I probably spent more time in this place than any other spot in the mall. This use to house the arcade and I spent many hours and a lot of money playing all sorts of games in here. I would not say I was unbeatable in Daytona USA or NBA Jam but I could beat most kids who played me.

Taking one final ride down the elevator. I think most people, including myself, were always surprised these were still functioning. 

One thing that I don't think has changed since I was a kid was the design of the elevators. I always thought they were cool. 

Another store that changed very little since I was a teenager was Brute Force Sports.

I talked to the owner James Hurley for a few minutes in between transactions and he told me that he is planning on re-opening at another location but the property owner for Metrocenter gave everyone less than two weeks' notice that the mall was closing.

Looking north from where the old Broadway and later Macy's anchor was located.

A random Lens Crafters that was tucked into the corner.

Looking through the plastic trees up into the skylights.

One final beam of light on the last day of Metrocenter mall.

A random shot I like with an empty kiosk in the foreground and the skylight in the background.

After shooting the bulk of my photos in the early afternoon I came back right before closing time for the car show that night. These were from literally the final moments of Metrocenter. A long line extends out of Hot Topic.

One of the unique things I saw was a couple of teens skateboarding in the mall. It kind of reminded of when there was a Vans skatepark in the mall.

Another thing that took me back was listening to a live band inside of the mall. A local band called Commiserate played under the rotunda as the final minutes counted down. 

This was the crowd that gathered to watch and listen to Commiserate.

A good-sized crowd heading for the exits after the 6 pm closing.

As my buddy and I were walking out I noticed an access hallway door that was open so I figured it was a cool chance to explore.

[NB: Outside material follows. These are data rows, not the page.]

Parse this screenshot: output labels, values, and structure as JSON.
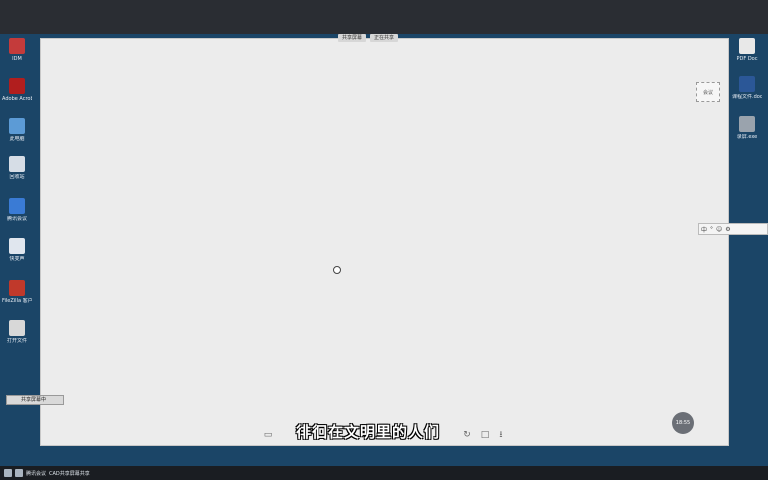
{
  "window": {
    "tabs": [
      "共享屏幕",
      "正在共享"
    ]
  },
  "desktop_left": [
    {
      "label": "IDM",
      "color": "#c43b3b"
    },
    {
      "label": "Adobe Acrobat DC",
      "color": "#b11e1e"
    },
    {
      "label": "此电脑",
      "color": "#5c9bd6"
    },
    {
      "label": "回收站",
      "color": "#d6dde6"
    },
    {
      "label": "腾讯会议",
      "color": "#3a7bd5"
    },
    {
      "label": "快变声",
      "color": "#e0e6ee"
    },
    {
      "label": "FileZilla 客户端",
      "color": "#c0392b"
    },
    {
      "label": "打开文件",
      "color": "#d8d8d8"
    }
  ],
  "desktop_right": [
    {
      "label": "PDF Doc",
      "color": "#e8e8e8"
    },
    {
      "label": "课程文件.docx",
      "color": "#2b5797"
    },
    {
      "label": "录屏.exe",
      "color": "#9aa3ad"
    }
  ],
  "right_widget": "会议",
  "ime": [
    "中",
    "°",
    "☺",
    "⚙"
  ],
  "tooltip": "共享屏幕中",
  "subtitle": "徘徊在文明里的人们",
  "badge": "18:55",
  "taskbar": {
    "items": [
      "腾讯会议",
      "CAD共享屏幕共享"
    ]
  }
}
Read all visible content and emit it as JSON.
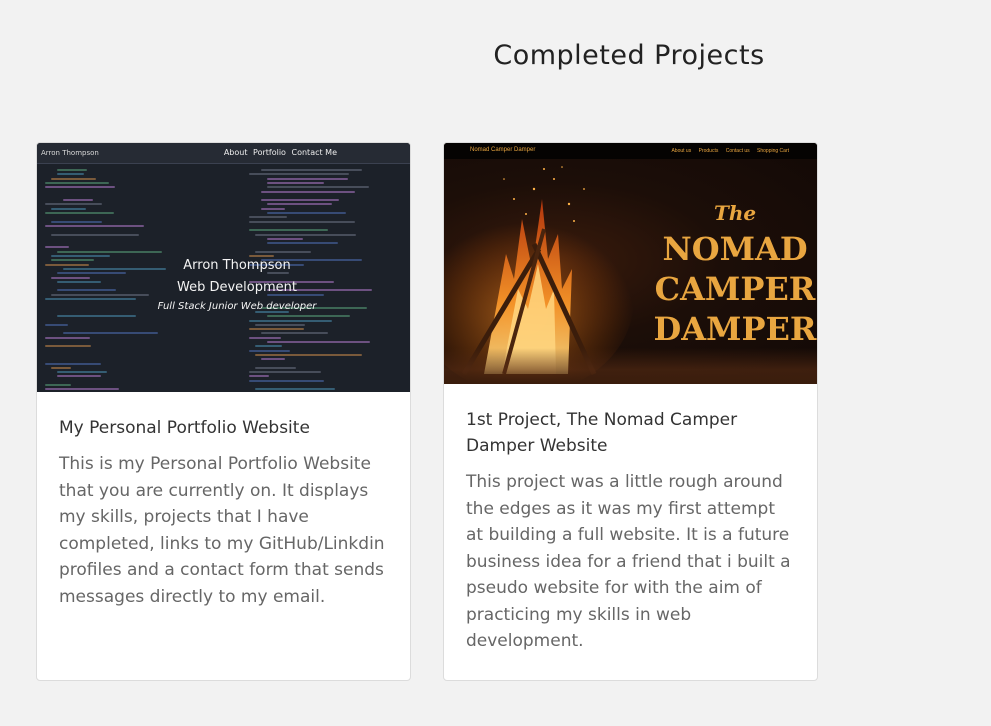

What's the worst that can happen? Get banned for life from a mall that is permanently closing?

Here was one of the access ways with electrical boxes for the food court shops.

We found the service elevator. We were going to ride it but you needed a ket to activate it.

A couple more shots from an area not too many people have been or seen.

Well, this wraps up a final look at a place that held a lot of memories for a lot of people who had lived or currently live in the Phoenix area. While most people expected Metrocenter's closing for many years it is still sad to see Metrocenter fade away. Hopefully, the property can be developed into something that will revitalize the area and maybe make the Metrocenter area a destination once again.